When little Two Eyes saw this, she went out into the field, seated herself on a mound, and wept most bitter tears.
Presently the wise woman stood again before her, and said, “Little Two Eyes, why do you weep?”
“Ah!” she replied, “I must weep. The goat, who every day spread my table so beautifully, has been killed by my mother, and I shall have again to suffer from hunger and sorrow.”
“Little Two Eyes,” said the wise woman, “I will give you some good advice. Go home, and ask your sister to give you the inside of the slaughtered goat, and then go and bury it in the ground in front of the house-door.”
On saying this the wise woman vanished.
Little Two Eyes went home quickly, and said to her sister, “Dear sister, give me some part of my poor goat.

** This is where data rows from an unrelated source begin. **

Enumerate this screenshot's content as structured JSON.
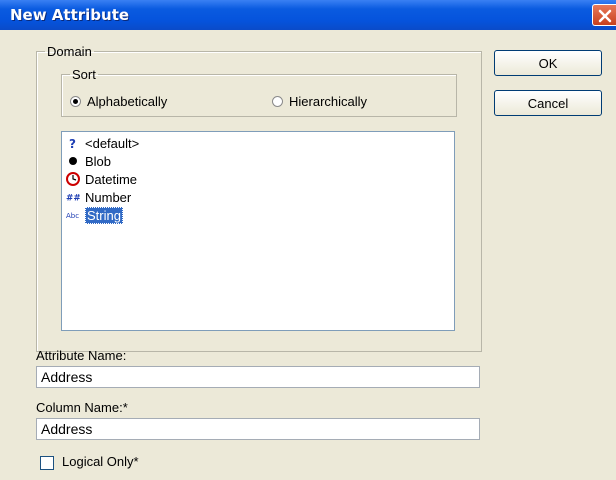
{
  "window": {
    "title": "New Attribute"
  },
  "domain": {
    "legend": "Domain",
    "sort": {
      "legend": "Sort",
      "options": [
        {
          "label": "Alphabetically",
          "checked": true
        },
        {
          "label": "Hierarchically",
          "checked": false
        }
      ]
    },
    "items": [
      {
        "label": "<default>",
        "icon": "question-icon",
        "selected": false
      },
      {
        "label": "Blob",
        "icon": "bullet-icon",
        "selected": false
      },
      {
        "label": "Datetime",
        "icon": "clock-icon",
        "selected": false
      },
      {
        "label": "Number",
        "icon": "hash-icon",
        "selected": false
      },
      {
        "label": "String",
        "icon": "abc-icon",
        "selected": true
      }
    ]
  },
  "buttons": {
    "ok": "OK",
    "cancel": "Cancel"
  },
  "attribute_name": {
    "label": "Attribute Name:",
    "value": "Address"
  },
  "column_name": {
    "label": "Column Name:*",
    "value": "Address"
  },
  "logical_only": {
    "label": "Logical Only*",
    "checked": false
  }
}
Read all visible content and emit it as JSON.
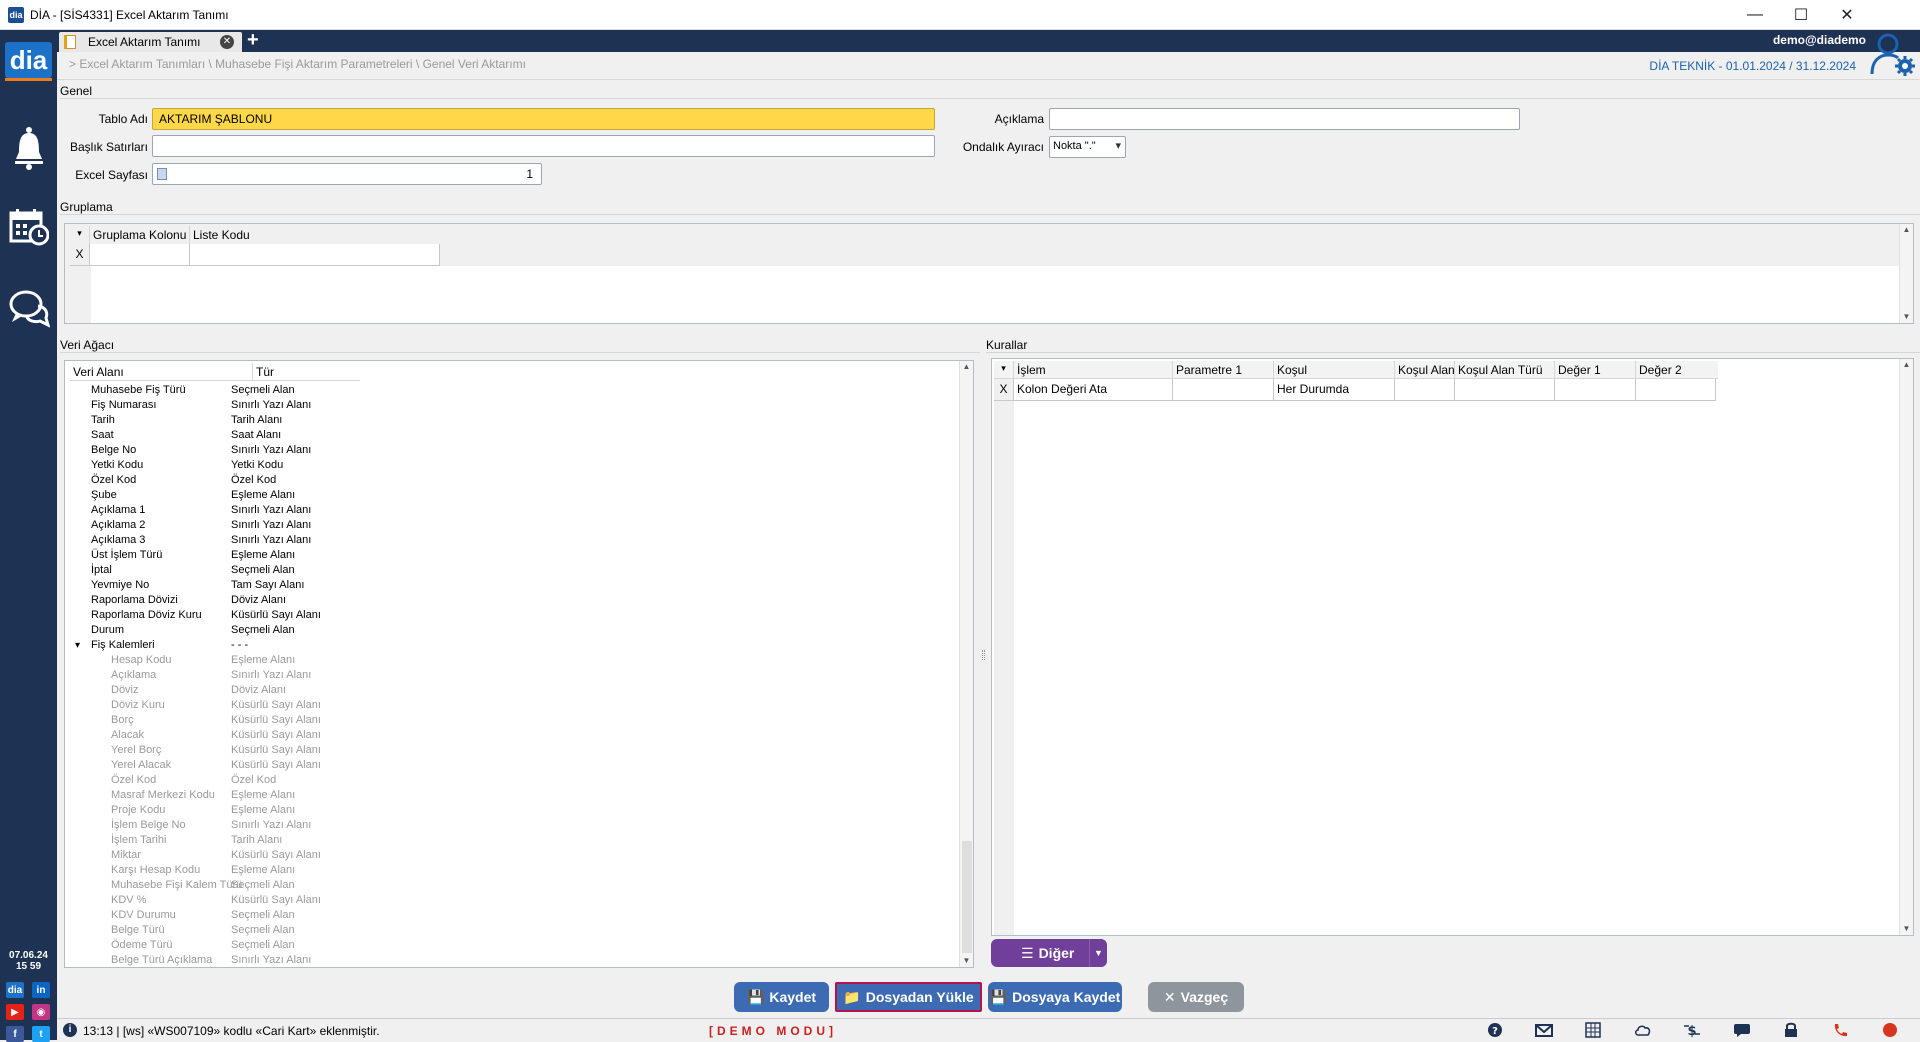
{
  "window": {
    "title": "DİA - [SİS4331] Excel Aktarım Tanımı"
  },
  "tab": {
    "label": "Excel Aktarım Tanımı"
  },
  "header": {
    "user": "demo@diademo",
    "breadcrumb": "> Excel Aktarım Tanımları \\ Muhasebe Fişi Aktarım Parametreleri \\ Genel Veri Aktarımı",
    "company": "DİA TEKNİK -  01.01.2024 / 31.12.2024"
  },
  "sidebar": {
    "brand": "dia",
    "date": "07.06.24",
    "time": "15 59"
  },
  "genel": {
    "section": "Genel",
    "tablo_adi_label": "Tablo Adı",
    "tablo_adi_value": "AKTARIM ŞABLONU",
    "aciklama_label": "Açıklama",
    "aciklama_value": "",
    "baslik_label": "Başlık Satırları",
    "baslik_value": "",
    "ondalik_label": "Ondalık Ayıracı",
    "ondalik_value": "Nokta \".\"",
    "excel_sayfasi_label": "Excel Sayfası",
    "excel_sayfasi_value": "1"
  },
  "gruplama": {
    "section": "Gruplama",
    "columns": [
      "Gruplama Kolonu",
      "Liste Kodu"
    ],
    "row_marker": "X"
  },
  "veri_agaci": {
    "section": "Veri Ağacı",
    "columns": [
      "Veri Alanı",
      "Tür"
    ],
    "rows": [
      {
        "field": "Muhasebe Fiş Türü",
        "type": "Seçmeli Alan",
        "level": 1,
        "disabled": false
      },
      {
        "field": "Fiş Numarası",
        "type": "Sınırlı Yazı Alanı",
        "level": 1,
        "disabled": false
      },
      {
        "field": "Tarih",
        "type": "Tarih Alanı",
        "level": 1,
        "disabled": false
      },
      {
        "field": "Saat",
        "type": "Saat Alanı",
        "level": 1,
        "disabled": false
      },
      {
        "field": "Belge No",
        "type": "Sınırlı Yazı Alanı",
        "level": 1,
        "disabled": false
      },
      {
        "field": "Yetki Kodu",
        "type": "Yetki Kodu",
        "level": 1,
        "disabled": false
      },
      {
        "field": "Özel Kod",
        "type": "Özel Kod",
        "level": 1,
        "disabled": false
      },
      {
        "field": "Şube",
        "type": "Eşleme Alanı",
        "level": 1,
        "disabled": false
      },
      {
        "field": "Açıklama 1",
        "type": "Sınırlı Yazı Alanı",
        "level": 1,
        "disabled": false
      },
      {
        "field": "Açıklama 2",
        "type": "Sınırlı Yazı Alanı",
        "level": 1,
        "disabled": false
      },
      {
        "field": "Açıklama 3",
        "type": "Sınırlı Yazı Alanı",
        "level": 1,
        "disabled": false
      },
      {
        "field": "Üst İşlem Türü",
        "type": "Eşleme Alanı",
        "level": 1,
        "disabled": false
      },
      {
        "field": "İptal",
        "type": "Seçmeli Alan",
        "level": 1,
        "disabled": false
      },
      {
        "field": "Yevmiye No",
        "type": "Tam Sayı Alanı",
        "level": 1,
        "disabled": false
      },
      {
        "field": "Raporlama Dövizi",
        "type": "Döviz Alanı",
        "level": 1,
        "disabled": false
      },
      {
        "field": "Raporlama Döviz Kuru",
        "type": "Küsürlü Sayı Alanı",
        "level": 1,
        "disabled": false
      },
      {
        "field": "Durum",
        "type": "Seçmeli Alan",
        "level": 1,
        "disabled": false
      },
      {
        "field": "Fiş Kalemleri",
        "type": "- - -",
        "level": 1,
        "disabled": false,
        "expander": "▾"
      },
      {
        "field": "Hesap Kodu",
        "type": "Eşleme Alanı",
        "level": 2,
        "disabled": true
      },
      {
        "field": "Açıklama",
        "type": "Sınırlı Yazı Alanı",
        "level": 2,
        "disabled": true
      },
      {
        "field": "Döviz",
        "type": "Döviz Alanı",
        "level": 2,
        "disabled": true
      },
      {
        "field": "Döviz Kuru",
        "type": "Küsürlü Sayı Alanı",
        "level": 2,
        "disabled": true
      },
      {
        "field": "Borç",
        "type": "Küsürlü Sayı Alanı",
        "level": 2,
        "disabled": true
      },
      {
        "field": "Alacak",
        "type": "Küsürlü Sayı Alanı",
        "level": 2,
        "disabled": true
      },
      {
        "field": "Yerel Borç",
        "type": "Küsürlü Sayı Alanı",
        "level": 2,
        "disabled": true
      },
      {
        "field": "Yerel Alacak",
        "type": "Küsürlü Sayı Alanı",
        "level": 2,
        "disabled": true
      },
      {
        "field": "Özel Kod",
        "type": "Özel Kod",
        "level": 2,
        "disabled": true
      },
      {
        "field": "Masraf Merkezi Kodu",
        "type": "Eşleme Alanı",
        "level": 2,
        "disabled": true
      },
      {
        "field": "Proje Kodu",
        "type": "Eşleme Alanı",
        "level": 2,
        "disabled": true
      },
      {
        "field": "İşlem Belge No",
        "type": "Sınırlı Yazı Alanı",
        "level": 2,
        "disabled": true
      },
      {
        "field": "İşlem Tarihi",
        "type": "Tarih Alanı",
        "level": 2,
        "disabled": true
      },
      {
        "field": "Miktar",
        "type": "Küsürlü Sayı Alanı",
        "level": 2,
        "disabled": true
      },
      {
        "field": "Karşı Hesap Kodu",
        "type": "Eşleme Alanı",
        "level": 2,
        "disabled": true
      },
      {
        "field": "Muhasebe Fişi Kalem Türü",
        "type": "Seçmeli Alan",
        "level": 2,
        "disabled": true
      },
      {
        "field": "KDV %",
        "type": "Küsürlü Sayı Alanı",
        "level": 2,
        "disabled": true
      },
      {
        "field": "KDV Durumu",
        "type": "Seçmeli Alan",
        "level": 2,
        "disabled": true
      },
      {
        "field": "Belge Türü",
        "type": "Seçmeli Alan",
        "level": 2,
        "disabled": true
      },
      {
        "field": "Ödeme Türü",
        "type": "Seçmeli Alan",
        "level": 2,
        "disabled": true
      },
      {
        "field": "Belge Türü Açıklama",
        "type": "Sınırlı Yazı Alanı",
        "level": 2,
        "disabled": true
      }
    ]
  },
  "kurallar": {
    "section": "Kurallar",
    "columns": [
      "İşlem",
      "Parametre 1",
      "Koşul",
      "Koşul Alan",
      "Koşul Alan Türü",
      "Değer 1",
      "Değer 2"
    ],
    "rows": [
      {
        "marker": "X",
        "islem": "Kolon Değeri Ata",
        "parametre1": "",
        "kosul": "Her Durumda",
        "kosul_alan": "",
        "kosul_alan_turu": "",
        "deger1": "",
        "deger2": ""
      }
    ],
    "diger_button": "Diğer"
  },
  "buttons": {
    "kaydet": "Kaydet",
    "dosyadan_yukle": "Dosyadan Yükle",
    "dosyaya_kaydet": "Dosyaya Kaydet",
    "vazgec": "Vazgeç"
  },
  "colors": {
    "sidebar": "#1e3253",
    "primary_button": "#3d6bb3",
    "diger_button": "#6f3f9a",
    "vazgec_button": "#8f959d",
    "highlight_border": "#b3124f",
    "field_highlight": "#ffd84a"
  },
  "status": {
    "message": "13:13 | [ws] «WS007109» kodlu «Cari Kart» eklenmiştir.",
    "mode": "[DEMO MODU]"
  }
}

I don’t want anything valuable; only give me the inside.”
Her sister laughed, and said, “Of course you can have that, if you don’t want anything else.”
So little Two Eyes took the inside; and in the evening, when all was quiet, buried it in the ground outside the house-door, as the wise woman had told her to do.
The next morning, when they all rose and looked out of the window, there stood a most wonderful tree, with leaves of silver and apples of gold hanging between them. Nothing in the wide world could be more beautiful or more costly. They none of them knew how the tree could come there in one night, excepting little Two Eyes. She supposed it had grown up from the inside of the goat; for it stood over where she had buried it in the earth.
Then said the mother to little One Eye, “Climb up, my child, and break off some of the fruit from the tree.”